Traditionally, the missing values in the dataset are filled by arithmetic mean/ mode. However, this seems too roughly to compute the missing data since it ignores the difference among the samples with missing values. A more accurate method for handling the missing values is using Random Forest (RF) which is proposed by Fei Tang and Ishwaran (2017). The RF computes the missing data considering their corresponding samples' uniqueness located by both their class labels and the correlation with other samples in the same class.

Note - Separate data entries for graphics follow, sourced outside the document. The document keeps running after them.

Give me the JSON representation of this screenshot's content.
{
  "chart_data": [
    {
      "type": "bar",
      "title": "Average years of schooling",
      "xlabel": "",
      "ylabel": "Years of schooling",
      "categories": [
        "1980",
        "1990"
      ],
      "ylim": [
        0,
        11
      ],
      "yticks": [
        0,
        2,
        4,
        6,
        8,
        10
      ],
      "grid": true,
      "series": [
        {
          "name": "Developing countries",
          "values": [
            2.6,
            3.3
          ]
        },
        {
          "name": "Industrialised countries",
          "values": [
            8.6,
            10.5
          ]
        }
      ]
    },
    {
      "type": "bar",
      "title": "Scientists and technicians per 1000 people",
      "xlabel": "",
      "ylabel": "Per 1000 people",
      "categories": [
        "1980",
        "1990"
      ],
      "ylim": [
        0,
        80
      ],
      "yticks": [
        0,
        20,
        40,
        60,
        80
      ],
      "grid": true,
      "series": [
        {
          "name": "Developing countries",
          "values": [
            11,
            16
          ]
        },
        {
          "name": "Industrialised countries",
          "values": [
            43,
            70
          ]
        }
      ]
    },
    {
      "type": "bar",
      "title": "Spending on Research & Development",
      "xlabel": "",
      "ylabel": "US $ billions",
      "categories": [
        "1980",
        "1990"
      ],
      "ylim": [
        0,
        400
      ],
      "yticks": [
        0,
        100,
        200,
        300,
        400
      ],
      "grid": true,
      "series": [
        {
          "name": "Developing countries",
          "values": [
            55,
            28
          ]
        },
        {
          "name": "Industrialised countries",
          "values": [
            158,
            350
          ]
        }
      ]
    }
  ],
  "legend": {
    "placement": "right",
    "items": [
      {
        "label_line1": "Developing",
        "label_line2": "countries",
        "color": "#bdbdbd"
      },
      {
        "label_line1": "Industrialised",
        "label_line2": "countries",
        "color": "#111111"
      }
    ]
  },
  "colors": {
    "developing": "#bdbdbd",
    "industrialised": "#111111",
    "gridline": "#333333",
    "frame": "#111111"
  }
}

Using RF for compute the missing data, you need to do the following steps:
\
-
Step1, make an initial guess of the missing data in the dataset with arithmetic mean/ mode.
-
Step2, using the dataset to build a RF.
-
Step3, apply the data samples into the RF and get the leaf indices they belong to.
-
Step4, initiate a proximity matrix with the shape of num_samples * num_samples (the total number of samples in the dataset) and the values of 0.
-
Step5, compare the samples' leaf indices pair by pair through all the samples. If there are two samples (e.g., the i-th sample and the j-th sample) are in the same leaf, update the proximity matrix by add 1 to the position of (i, j) and (j, i).
-
Step6, refine the initial guess (arithmetic mean/ mode) in the dataset with the proximity matrix. The missing data (e.g., male) of categorical type (e.g., gender) of the m-th sample should be refined by weighted frequency WF. F refers to the frequency of "male" values in the gender column, W refers to the weight of "male" regarding the samples which have the same sex values to the m-th sample. The missing data (e.g., 23) of numeric type (e.g., age) of the m-th sample should be refined by weighted average VW. V is the value of the age of the m-th sample.
-
Repeat step2 ~ 6 until the guess of the missing values do not change.
Using this python module, you need to:
Firstly complete the step1 and 3 by yourself.
Import this module and use the method Reat_Until_Converge. Pass in the dataset with the initial guess (step1 above), the leaf index of the samples in the RF.
You will get the new dataset with the guest refined and the error of the missing data to the ones in the last iteration.